PONTIFICIO CONSEJO PARA LA FAMILIA: EL APOSTOLADO DE LA FAMILIA
PONTIFICIO CONSEJO PARA LA FAMILIA
EL APOSTOLADO DE LA FAMILIA
EN LA ACTIVIDAD DE LA IGLESIA EN EL NUEVO MILENIO
El Sínodo de los obispos de 1980 sobre la misión de la familia cristiana en
el mundo actual y la exhortación apostólica Familiaris consortio de Juan
Pablo II (22 de noviembre de 1981) ponen de especial relieve la importancia
de la pastoral familiar en la misión de la Iglesia. En efecto, a veinte años
de aquel documento programático, el apostolado de la familia sigue siendo
esencial en la actividad de la Iglesia en este milenio apenas iniciado. En
la carta apostólica Novo millennio ineunte, en la que el Papa Juan Pablo II
delinea su contribución de "ministerio petrino para que la Iglesia brille
cada vez más en la variedad de sus dones y en la unidad de su camino" (n.

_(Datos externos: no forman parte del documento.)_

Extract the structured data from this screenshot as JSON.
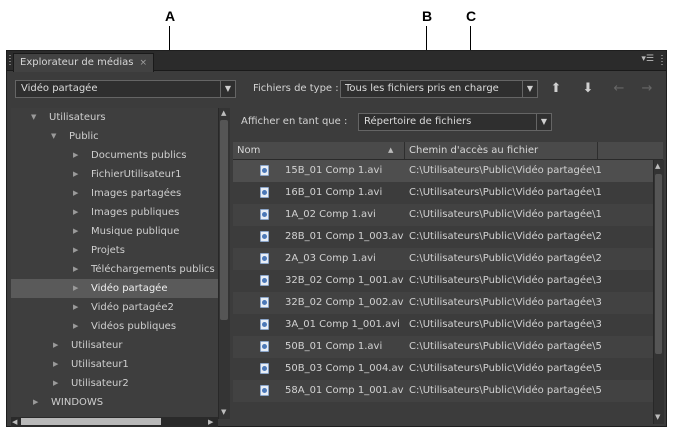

3), afirma textualmente que "a la pastoral de la familia se ha de prestar
también una atención especial" (ib., 47).
La necesidad de tal atención viene requerida primordialmente por el momento
histórico que estamos viviendo: se constata -afirma el Papa- "una crisis
generalizada y radical de esta institución fundamental" (ib.). Dado que la
familia está enraizada en la misma constitución del hombre y, por tanto, los
ataques que recibe aquella repercuten en la misma visión central de la
persona humana. Una y otra, persona y familia, interfieren y comunican entre
sí, ya sea en el reconocimiento de la dignidad, ya sea en padecer las
agresiones que comportan para ambas un progresivo envilecimiento.

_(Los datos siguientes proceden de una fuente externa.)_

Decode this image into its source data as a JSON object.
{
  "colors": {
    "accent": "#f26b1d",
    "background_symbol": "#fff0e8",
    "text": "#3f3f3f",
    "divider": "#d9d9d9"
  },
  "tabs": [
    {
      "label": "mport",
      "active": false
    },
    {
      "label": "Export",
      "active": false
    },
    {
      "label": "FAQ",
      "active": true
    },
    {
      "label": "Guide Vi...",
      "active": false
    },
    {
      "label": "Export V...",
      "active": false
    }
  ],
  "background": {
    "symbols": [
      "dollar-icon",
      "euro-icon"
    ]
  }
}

Asimismo y conjuntamente, persona y familia reciben el benéfico influjo de
la revelación. Una y otra se encuentran interrelacionadas en el proyecto
primitivo de Dios y ambas son iluminadas por la presencia y el diálogo de
Dios con los hombres. Ciertamente también son ofuscadas por la "dureza de
corazón" de la criatura que se cierra a su Creador.
En efecto, el proyecto original de Dios de una relación mutua y plena entre
hombre y mujer ha quedado deformado en la historia de los pueblos por los
egoísmos mezquinos que han menoscabado y reducido la grandeza de la personal
realización en la entrega conyugal. Sólo una ayuda que da luz a la mente
para descubrir el orden de las cosas, y da energía a la voluntad para salir
de sí en la entrega del yo, hace reencontrarse al hombre y a la mujer en el
nosotros como sujeto conyugal y fuente de vida. "Cristo ha venido a
restaurar en su esplendor originario, revelando lo que Dios ha querido
"desde el principio" (cf. Mt 19, 8)" (Novo millennio ineunte, n. 47).
Cuando cada uno de ellos está identificado con Cristo por el bautismo, este
encuentro de amor de hombre y mujer trasciende el valor del nosotros
haciendo presente en la historia real de los hombres el misterio del amor de
Cristo: "el gran misterio del amor esponsal de Cristo a su Iglesia (cf. Ef
5, 32)" (ib.). Aquí está lo específico del sacramento cristiano: a
diferencia de toda relación de amor conyugal propia de hombre y mujer, la de
quienes son bautizados lo prolonga en el tiempo porque participan del mismo
pacto de amor entre Cristo y su esposa la Iglesia.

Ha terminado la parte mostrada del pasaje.